Second: you have to play for a long time to win even a meaningful amount. Because Martingale generates even-money bets with low volatility, the upward progression is slow. Walking away after 20 spins wastes the system.
Third: sooner or later you exceed your bankroll or the table cap, and the progression has to stop. At that point you either reset and try again, switch systems, or leave.
Fourth: despite the above, I wouldn't call Martingale a 'scam strategy' as some sources do. Used cautiously, with a bankroll sized for the doubling chain and a fixed exit rule, it's one of the cleanest mental models in betting. Just don't expect it to print money.
FAQ
Has anyone actually broken the bank with Martingale?
No. The phrase 'breaking the bank' refers to exhausting a single table's chip reserve in one session — it happened occasionally in 19th-century Monte Carlo. It was always followed by the bank reopening the next day plus the introduction of stricter table limits. The system has never beaten any casino over a sustained period.
What if I start with a bigger initial unit?
Same math, scaled. You win bigger amounts more rarely; you lose bigger amounts more rarely. Expected value remains negative by the same percentage. A larger base just shortens the bankroll runway — you can absorb fewer doublings before you hit the cap or run dry.
Is Martingale safer on French roulette?
Marginally. La Partage halves the loss on zero for even-money bets, which slightly cushions the system. Still negative-expectation — just less negative. If French is available in the same casino lobby as European, definitely use it. The 1.35% edge vs 2.70% adds up over a long session.
Does the simulator above run my real bankroll?
No — it runs a JavaScript simulation against an RNG calibrated to the European wheel. Zero risk, zero registration. Use it to test bankroll sizes and base units before betting real money.
Does the Martingale strategy work in roulette?
In short sessions up to 100 spins the Martingale often brings a small profit, if the table limits and your bank let you endure runs of failures. Over the long run no strategy affects the RTP: in European roulette you'll lose about 2.7% of turnover.
How much money do you need for the Martingale?
It's held that your bank should cover at least 7 losses in a row (×255 of the base bet), and ideally 9 such failures (×1023).
Can you use the Martingale in live roulette?
Yes, since roulette mechanics are the same with a live dealer and with an RNG; at the same time the pace of live roulette is slower, so the actual crash probability is lower (in equal time a player simply makes fewer bets). Live roulette also often has somewhat higher table limits than algorithm-based versions of the game.
What should you do if you reach the table limit?

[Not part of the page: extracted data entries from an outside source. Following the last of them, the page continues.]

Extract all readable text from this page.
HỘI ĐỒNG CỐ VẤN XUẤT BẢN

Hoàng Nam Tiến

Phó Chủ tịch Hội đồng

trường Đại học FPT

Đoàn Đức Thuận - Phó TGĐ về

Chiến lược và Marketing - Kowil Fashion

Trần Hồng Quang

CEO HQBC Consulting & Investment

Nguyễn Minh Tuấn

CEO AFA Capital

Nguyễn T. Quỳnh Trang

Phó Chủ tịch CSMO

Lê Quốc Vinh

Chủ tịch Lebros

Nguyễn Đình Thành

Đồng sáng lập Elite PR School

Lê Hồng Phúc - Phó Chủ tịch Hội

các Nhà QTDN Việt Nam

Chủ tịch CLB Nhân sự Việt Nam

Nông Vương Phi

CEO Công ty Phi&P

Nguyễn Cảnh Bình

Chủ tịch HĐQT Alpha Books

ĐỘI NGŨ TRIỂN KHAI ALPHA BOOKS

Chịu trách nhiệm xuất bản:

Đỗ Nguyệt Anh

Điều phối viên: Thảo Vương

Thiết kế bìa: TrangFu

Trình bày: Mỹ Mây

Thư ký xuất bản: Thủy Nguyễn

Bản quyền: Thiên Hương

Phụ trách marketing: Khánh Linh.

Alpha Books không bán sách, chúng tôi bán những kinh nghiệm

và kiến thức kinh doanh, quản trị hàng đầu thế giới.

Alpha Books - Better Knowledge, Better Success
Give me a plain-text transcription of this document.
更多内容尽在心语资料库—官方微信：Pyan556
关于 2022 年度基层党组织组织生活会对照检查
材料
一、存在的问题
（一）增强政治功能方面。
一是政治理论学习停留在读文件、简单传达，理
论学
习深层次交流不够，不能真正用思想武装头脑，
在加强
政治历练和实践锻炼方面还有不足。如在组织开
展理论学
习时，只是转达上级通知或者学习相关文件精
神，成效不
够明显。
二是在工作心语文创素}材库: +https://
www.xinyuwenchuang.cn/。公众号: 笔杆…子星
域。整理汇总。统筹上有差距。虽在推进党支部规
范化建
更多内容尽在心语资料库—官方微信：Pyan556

Since you can't double the bet, you'll have to accept the loss; what remains is either to return to the base bet or to end the session.
How does the Martingale differ from the Grand Martingale?
The classic Martingale simply doubles the bet after a loss, while the Grand version doubles and adds a base unit. Because of this the Grand Martingale lets you come out in a noticeable plus after a win, but during a run of losses the bank is spent noticeably faster.
Does the Martingale work only in roulette or in other games too?
The Martingale applies wherever the win chance is roughly 1 to 1: the strategy can be used selectively in blackjack, baccarat and sports betting too. It's no good for slots: there the RTP is often lower than in European roulette, and the payout size on a win is volatile.